Sales declined 8.2 percent to 1.49 billion euros.
Profits were weakened by “a very challenging macro environment, with weak metal prices and lower treatment charges,” Nyrstar said. The fees this year fell to $191 a ton based on a zinc price of $2,000 a ton, from $229 at $2,500. The charges contributed 176 million euros in the first half, 14 percent less than a year earlier, Nyrstar said.
The stock rose 9 percent to 3.648 euros by 12:13 p.m. in Brussels trading, paring its loss for the year to 40 percent.
“The mining ramp-up continues to hit production targets,” said Richard Knights, an analyst at Liberum Capital Ltd. “We think Nyrstar looks particularly interesting here, having fallen 53 percent from its peak of 2012. Spot zinc prices falling to 81 cents a pound have been the major reason for the underperformance and are now comfortably into the top-end of the cost curve and we think unsustainable.”
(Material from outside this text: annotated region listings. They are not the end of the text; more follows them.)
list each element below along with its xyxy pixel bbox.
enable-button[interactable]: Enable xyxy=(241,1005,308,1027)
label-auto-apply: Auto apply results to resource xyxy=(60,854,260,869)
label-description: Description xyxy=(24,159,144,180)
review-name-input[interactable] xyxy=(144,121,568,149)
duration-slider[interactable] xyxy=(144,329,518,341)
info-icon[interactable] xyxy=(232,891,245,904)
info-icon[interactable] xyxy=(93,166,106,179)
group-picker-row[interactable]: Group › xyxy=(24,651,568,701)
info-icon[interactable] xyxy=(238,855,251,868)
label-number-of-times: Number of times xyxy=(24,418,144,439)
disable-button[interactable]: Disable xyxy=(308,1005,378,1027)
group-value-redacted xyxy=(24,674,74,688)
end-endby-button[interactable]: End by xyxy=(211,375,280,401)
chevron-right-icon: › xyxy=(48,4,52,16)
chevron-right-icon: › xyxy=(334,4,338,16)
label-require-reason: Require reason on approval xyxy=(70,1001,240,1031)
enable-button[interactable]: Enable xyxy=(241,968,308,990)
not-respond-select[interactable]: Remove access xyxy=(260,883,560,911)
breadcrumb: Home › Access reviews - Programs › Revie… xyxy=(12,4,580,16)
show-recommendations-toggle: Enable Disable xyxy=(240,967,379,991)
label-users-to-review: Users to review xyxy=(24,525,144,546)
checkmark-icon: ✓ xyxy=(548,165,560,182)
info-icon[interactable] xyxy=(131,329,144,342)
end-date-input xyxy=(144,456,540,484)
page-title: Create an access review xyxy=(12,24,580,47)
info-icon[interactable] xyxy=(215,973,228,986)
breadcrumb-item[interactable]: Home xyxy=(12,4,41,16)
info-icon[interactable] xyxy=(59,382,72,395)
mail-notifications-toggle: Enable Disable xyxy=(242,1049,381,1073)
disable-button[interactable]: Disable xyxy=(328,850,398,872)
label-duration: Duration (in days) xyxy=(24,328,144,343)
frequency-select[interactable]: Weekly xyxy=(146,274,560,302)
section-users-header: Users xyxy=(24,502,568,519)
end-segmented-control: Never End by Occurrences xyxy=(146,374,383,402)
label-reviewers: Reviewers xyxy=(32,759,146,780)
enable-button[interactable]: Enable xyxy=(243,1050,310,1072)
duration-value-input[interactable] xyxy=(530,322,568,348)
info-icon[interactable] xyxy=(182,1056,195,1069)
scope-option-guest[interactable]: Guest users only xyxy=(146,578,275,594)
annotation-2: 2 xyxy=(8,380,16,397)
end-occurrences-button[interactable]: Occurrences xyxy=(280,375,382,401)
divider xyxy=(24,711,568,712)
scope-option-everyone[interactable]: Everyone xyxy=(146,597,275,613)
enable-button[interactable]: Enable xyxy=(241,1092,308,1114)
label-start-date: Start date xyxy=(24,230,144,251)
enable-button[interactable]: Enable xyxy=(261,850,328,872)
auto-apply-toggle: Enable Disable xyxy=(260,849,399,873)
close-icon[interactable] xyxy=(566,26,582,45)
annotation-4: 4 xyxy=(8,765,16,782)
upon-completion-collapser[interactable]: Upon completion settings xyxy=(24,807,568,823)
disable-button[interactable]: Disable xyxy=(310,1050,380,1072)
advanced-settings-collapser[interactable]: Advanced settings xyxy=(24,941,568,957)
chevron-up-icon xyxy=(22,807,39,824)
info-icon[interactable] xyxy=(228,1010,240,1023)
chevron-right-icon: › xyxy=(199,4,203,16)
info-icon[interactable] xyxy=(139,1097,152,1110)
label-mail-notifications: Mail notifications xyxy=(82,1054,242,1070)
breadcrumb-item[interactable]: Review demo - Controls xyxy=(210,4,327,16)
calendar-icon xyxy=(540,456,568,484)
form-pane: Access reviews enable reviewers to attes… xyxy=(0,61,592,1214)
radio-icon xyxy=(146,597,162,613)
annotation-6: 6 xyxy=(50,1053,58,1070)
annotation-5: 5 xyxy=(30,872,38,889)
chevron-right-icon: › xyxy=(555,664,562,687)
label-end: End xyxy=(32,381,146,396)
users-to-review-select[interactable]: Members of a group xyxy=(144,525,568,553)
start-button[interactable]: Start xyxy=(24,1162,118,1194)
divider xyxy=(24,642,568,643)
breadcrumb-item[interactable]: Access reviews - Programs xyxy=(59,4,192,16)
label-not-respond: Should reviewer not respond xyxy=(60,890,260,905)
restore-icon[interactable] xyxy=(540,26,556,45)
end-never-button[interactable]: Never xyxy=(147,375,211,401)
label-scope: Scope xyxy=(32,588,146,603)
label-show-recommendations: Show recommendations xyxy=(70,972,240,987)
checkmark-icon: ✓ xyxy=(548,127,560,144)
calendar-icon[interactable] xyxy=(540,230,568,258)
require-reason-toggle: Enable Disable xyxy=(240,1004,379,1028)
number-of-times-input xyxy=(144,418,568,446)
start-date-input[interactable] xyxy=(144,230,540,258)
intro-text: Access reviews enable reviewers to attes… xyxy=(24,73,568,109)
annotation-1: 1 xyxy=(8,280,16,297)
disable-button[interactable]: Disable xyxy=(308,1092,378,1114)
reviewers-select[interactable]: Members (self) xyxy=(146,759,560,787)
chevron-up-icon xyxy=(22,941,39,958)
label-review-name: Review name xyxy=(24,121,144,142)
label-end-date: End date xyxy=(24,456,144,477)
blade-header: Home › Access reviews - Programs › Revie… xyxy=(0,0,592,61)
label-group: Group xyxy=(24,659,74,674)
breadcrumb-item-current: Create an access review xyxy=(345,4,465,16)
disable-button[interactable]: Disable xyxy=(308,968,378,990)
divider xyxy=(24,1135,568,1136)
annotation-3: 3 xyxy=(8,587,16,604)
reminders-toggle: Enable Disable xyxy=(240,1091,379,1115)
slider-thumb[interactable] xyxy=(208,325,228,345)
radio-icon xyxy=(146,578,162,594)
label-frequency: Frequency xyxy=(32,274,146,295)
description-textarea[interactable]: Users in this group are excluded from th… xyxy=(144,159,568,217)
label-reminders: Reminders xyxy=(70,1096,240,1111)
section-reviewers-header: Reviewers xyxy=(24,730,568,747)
Average zinc prices for three-month delivery in London slid 15 percent to $1,989 a metric ton from the period a year before.
The company completed the ramp up of its Langlois mine in Quebec, Canada, producing about 17,000 tons of zinc concentrate in the first half, according to the statement. Nyrstar expects the mine to continue increasing production in the second half to reach an annual output capacity of 50,000 tons, it said.
Nyrstar has paid about 1.1 billion euros for mines and asset stakes from Greenland to the U.S., Peru, Chile and Mexico since 2009 to benefit from margins that are higher than smelting. Mined zinc production rose 23 percent to 151,000 tons, accounting for 50 percent of Ebitda, compared with 32 percent in the previous half, Nyrstar said.
The cash cost of zinc mining rose to $1,255 a ton in the first half from $1,095 a ton in the previous six months, Nystar said in the statement. The cost of smelting operations increased 7 percent from the previous half to 568 euros a ton, it said.
“The average C1 cash costs at our mines were up 15 percent on second half 2011 due primarily to the ramp-up completion at the Langlois mine, the optimization of the Tennessee Mines, a change in production mix and lower by-product prices,” it said. “Cash costs are expected to reduce over the medium term to $1,000 per tonne or less.”
Nyrstar cut debt by 100 million euros to 618 million euros by the end of June, it said. “We continue to focus on controlling costs and ensuring a reduction in debt as we face further short term volatility,” Nyrstar said.
Refined zinc output fell to 538,000 tons from 561,000 tons a year earlier and the company plans to produce 1.1 million tons this year, Nyrstar said. Gold production in the period more than tripled to 42,500 ounces from a year earlier.
Silver output more than doubled to 2.66 million ounces and copper rose to 7,000 tons from 2,800 tons.